Comparing imaging processing techniques with physical based inverse radiative transfer models for methane and carbon dioxide point emissions

Satellite remote sensing techniques offer the possibility of an independent global monitoring of carbon dioxide (CO₂) and methane (CH₄) emissions. Recently, point sources such as oil and gas facilities and power plants, which emit a high concentration of greenhouse gases (GHG) locally, have received particular attention. Therefore, present and upcoming satellite missions focus on collecting GHG concentration images with a high spatial resolution.

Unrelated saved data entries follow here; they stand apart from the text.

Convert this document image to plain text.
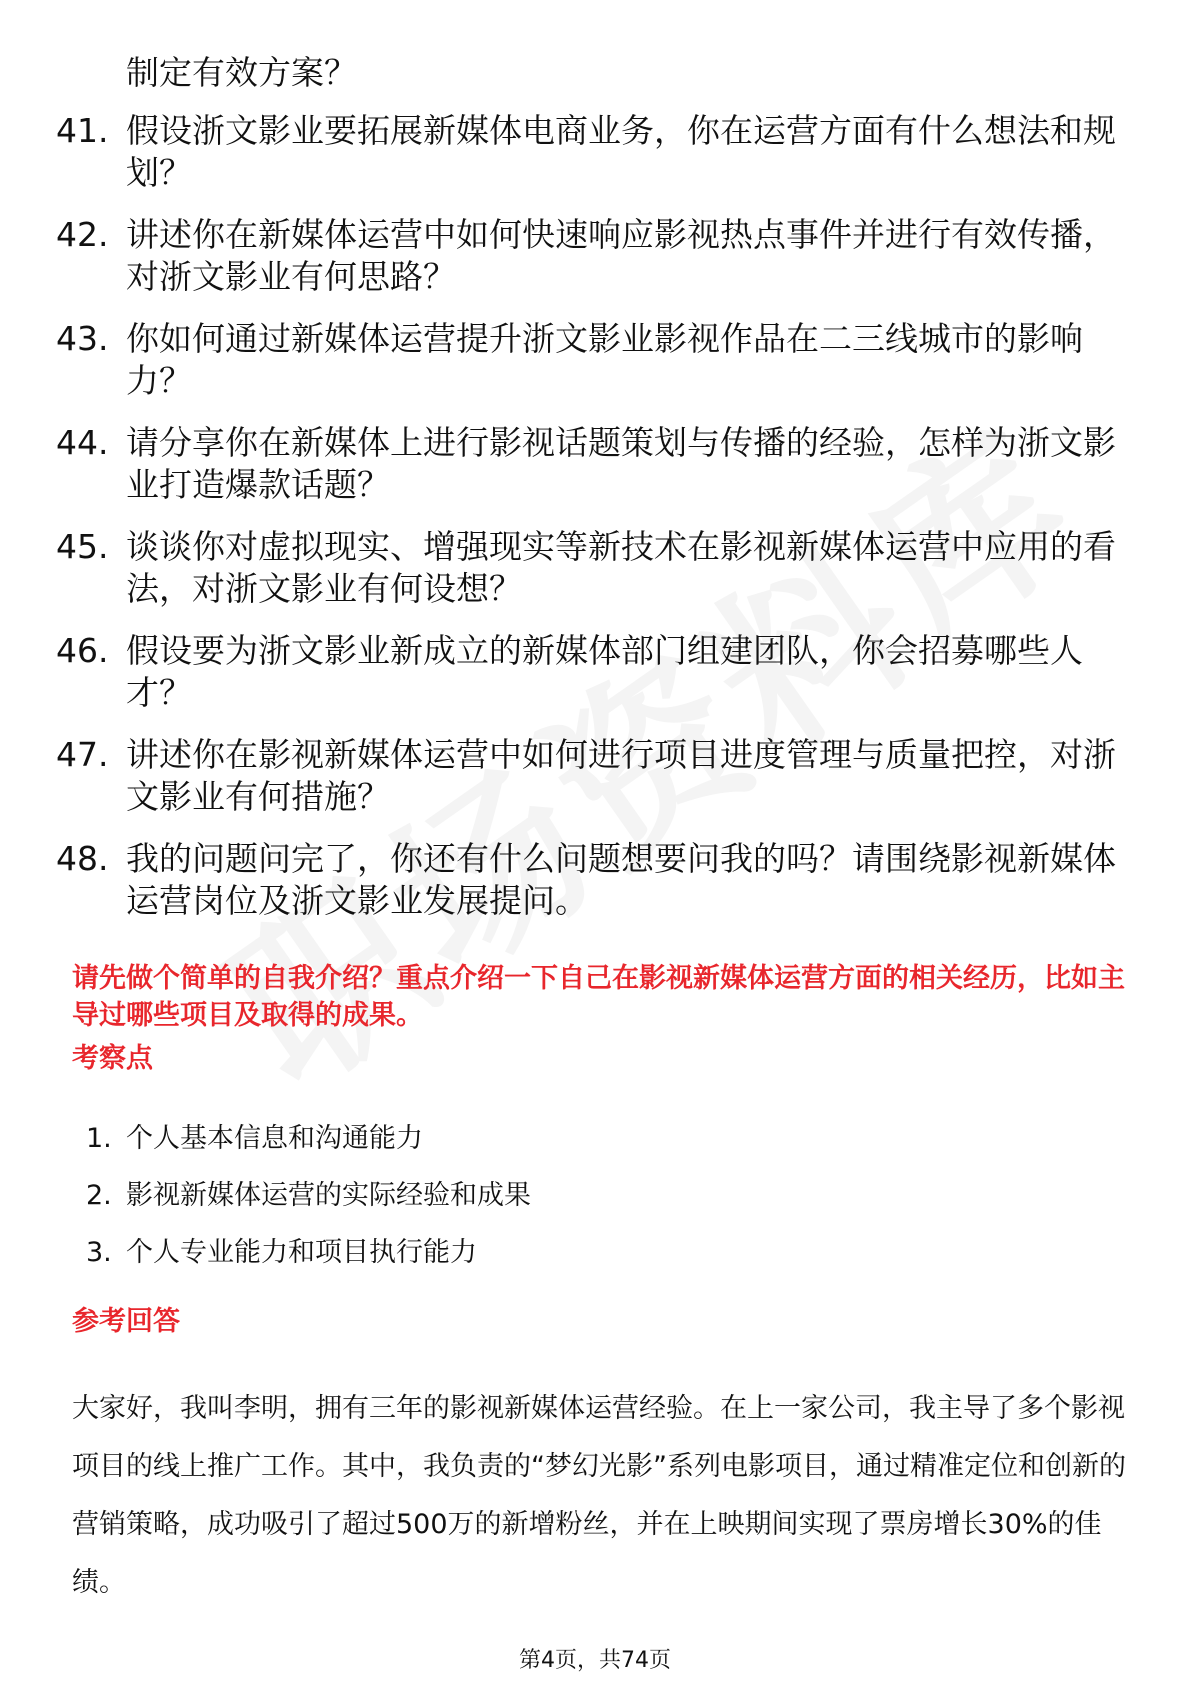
制定有效方案？
41. 假设浙文影业要拓展新媒体电商业务，你在运营方面有什么想法和规划？
42. 讲述你在新媒体运营中如何快速响应影视热点事件并进行有效传播，对浙文影业有何思路？
43. 你如何通过新媒体运营提升浙文影业影视作品在二三线城市的影响力？
44. 请分享你在新媒体上进行影视话题策划与传播的经验，怎样为浙文影业打造爆款话题？
45. 谈谈你对虚拟现实、增强现实等新技术在影视新媒体运营中应用的看法，对浙文影业有何设想？
46. 假设要为浙文影业新成立的新媒体部门组建团队，你会招募哪些人才？
47. 讲述你在影视新媒体运营中如何进行项目进度管理与质量把控，对浙文影业有何措施？
48. 我的问题问完了，你还有什么问题想要问我的吗？请围绕影视新媒体运营岗位及浙文影业发展提问。
请先做个简单的自我介绍？重点介绍一下自己在影视新媒体运营方面的相关经历，比如主导过哪些项目及取得的成果。
考察点
1. 个人基本信息和沟通能力
2. 影视新媒体运营的实际经验和成果
3. 个人专业能力和项目执行能力
参考回答
大家好，我叫李明，拥有三年的影视新媒体运营经验。在上一家公司，我主导了多个影视项目的线上推广工作。其中，我负责的“梦幻光影”系列电影项目，通过精准定位和创新的营销策略，成功吸引了超过500万的新增粉丝，并在上映期间实现了票房增长30%的佳绩。
第4页，共74页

The PRISMA (PRecursore IperSpettrale della Missione Applicativais) spaceborne imaging spectrometer is an Italian satellite which has been launched on March 22, 2019. It is the first satellite which provides open access hyperspectral images of backscattered sunlight with a spatial resolution of 30x30 meter and a spectral resolution of around 11nm. The measured absorption spectra in the shortwave infrared range cover strong CO₂ and CH₄absorption bands. Various methods can be used to retrieve 2-dimensional CO₂ and CH₄fields above localized GHG sources.

Here, we compare data-driven and physics-based retrieval methods in application to PRISMA measurements above localized GHG sources such as oil and gas production facilities in Turkmenistan for CH₄ and coal-fired power plants for CO₂. The data-driven methods are variants of the matched filter technique while the physics-based methods built on spectroscopic radiative transfer modeling. While matched filter techniques use the spatial covariance of the observed scene, traditional physics-based retrievals operate on individual spectra without considering the two-dimensional scene. For a few cases, we examine the differences between both methods and conclude on strengths and weaknesses.